Для менеджмента фирм и банков символический обмен связан с попыткой погрузиться в мир творческой радости и карнавального перевертывания, косвенными последствиями которого становятся вызовы, связанные с репутацией и коммерческой эффективностью. Будущее в представлении менеджмента и реальные процессы могут разительно отличаться.
Менеджеры не просчитывают последствий захватившей их игры в «советское» как ностальгического явления. Они метонимически выхватывают отчужденную часть традиции и трансформируют «советское» в обманку реальности, превращая участников ритуалов счастья в зрителей и пассивных потребителей.
В тексте городской жизни «советское» как множественное прошлое может представать в качестве набора концептов и цитат, связанных между собой лишь отношениями смежности. Эта множественность показывает принципиальную несводимость «мест счастья» к одномерным идеологемам, и она же демонстрирует принципиальную динамичность отношений, складывающихся вокруг них.
В рамках советского общества и в поле постсоветской утилитарной потребительской культуры динамика жанра, задающая возможность бытия топосов счастья, создает сложность и неоднозначность экзистенциальных процессов и социальных отношений, которые не редуцируются к простым мифам.
Часть 3. Свадьба и счастливый конец
«В городе открыт Дворец счастья»:
Борьба за новую советскую обрядность времен Хрущева
На выражение «Дворец счастья» в смысле «вариант ЗАГСа, предусматривающий проведение торжественных форм регистрации рождения и брака» я наткнулся в одной из статей в журнале «Коммунист» начала 1960-х. Потом я много раз встречал его и в других документах той эпохи, и, признаюсь, он до совсем недавнего времени оставался для меня «экзотизмом», передающим аромат той эпохи, когда официальные идеологи КПСС и тем более ВЛКСМ могли себе позволить блеснуть ярким образом. Я был искренне уверен, что эта преисполненная футурологического пафоса чеканная формулировка навсегда осталась в тех годах. И поэтому был очень удивлен, когда с помощью поисковой Интернет-системы Google выяснил, что Дворцами счастья как в народе, так и вполне официально до сих пор называют многие дворцы бракосочетания, причем не только в России, но и в других бывших братских республиках. Если верить Google, буквально пару лет назад был открыт Дворец счастья в московском районе Измайлово. Сейчас строятся Дворцы счастья в Краснодаре, Пятигорске и Ашхабаде. Своими Дворцами счастья гордятся Баку, Ереван, Донецк и Макеевка. Более того, бойкое перо журналиста открыло мне глаза на то, что и хорошо знакомый мне дворец бракосочетаний на Английской набережной в Ленинграде (он был первым таким заведением во всем Союзе) в народе тоже именуется Дворцом счастья.

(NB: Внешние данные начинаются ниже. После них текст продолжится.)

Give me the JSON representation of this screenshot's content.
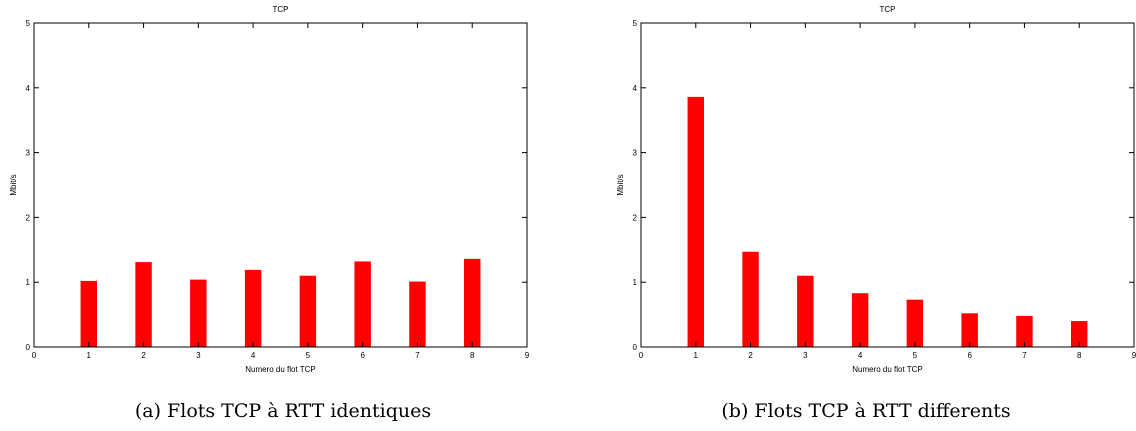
{
  "chart_data": [
    {
      "type": "bar",
      "title": "TCP",
      "xlabel": "Numero du flot TCP",
      "ylabel": "Mbit/s",
      "xlim": [
        0,
        9
      ],
      "ylim": [
        0,
        5
      ],
      "xticks": [
        "0",
        "1",
        "2",
        "3",
        "4",
        "5",
        "6",
        "7",
        "8",
        "9"
      ],
      "yticks": [
        "0",
        "1",
        "2",
        "3",
        "4",
        "5"
      ],
      "x": [
        1,
        2,
        3,
        4,
        5,
        6,
        7,
        8
      ],
      "values": [
        1.02,
        1.31,
        1.04,
        1.19,
        1.1,
        1.32,
        1.01,
        1.36
      ],
      "bar_color": "#ff0000",
      "grid": false,
      "caption": "(a) Flots TCP à RTT identiques"
    },
    {
      "type": "bar",
      "title": "TCP",
      "xlabel": "Numero du flot TCP",
      "ylabel": "Mbit/s",
      "xlim": [
        0,
        9
      ],
      "ylim": [
        0,
        5
      ],
      "xticks": [
        "0",
        "1",
        "2",
        "3",
        "4",
        "5",
        "6",
        "7",
        "8",
        "9"
      ],
      "yticks": [
        "0",
        "1",
        "2",
        "3",
        "4",
        "5"
      ],
      "x": [
        1,
        2,
        3,
        4,
        5,
        6,
        7,
        8
      ],
      "values": [
        3.86,
        1.47,
        1.1,
        0.83,
        0.73,
        0.52,
        0.48,
        0.4
      ],
      "bar_color": "#ff0000",
      "grid": false,
      "caption": "(b) Flots TCP à RTT differents"
    }
  ]
}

Таким образом, как термин, так и соответствующий институт входят в наследие советского прошлого. Цель же моей статьи состоит в том, чтобы, следуя ностальгической моде на все советское, не только проиллюстрировать этот очевидный факт узнаваемыми деталями, но и указать на два взаимосвязанных факта. Первое: то, к чему привыкли современные горожане на современной свадьбе, не является внеисторической или «естественной» ритуальной практикой, сложившейся как бы сама собой. Наоборот — многие аспекты свадебной обрядности были сконструированы конкретными людьми в конкретном месте в ответ на конкретный социальный заказ. И второе: этот конкретный социальный заказ был сформирован и определялся идеологической и административной антирелигиозной кампанией времен правления Никиты Хрущева. То, что о последнем обстоятельстве мало кто помнит, объясняется не только полувековой временной дистанцией, но и сознательными попытками пропагандистов позднесоветского времени расподобить две разные кампании и представить борьбу за создание новых обрядов самостоятельным проектом, возникшим по инициативе нуждающихся в новых ритуалах масс. Впрочем, этот факт не помешал тому, что лица, идеологически оформлявшие введение новой обрядности, создали новую теорию обряда, в которой критике религии уделялось значительное место.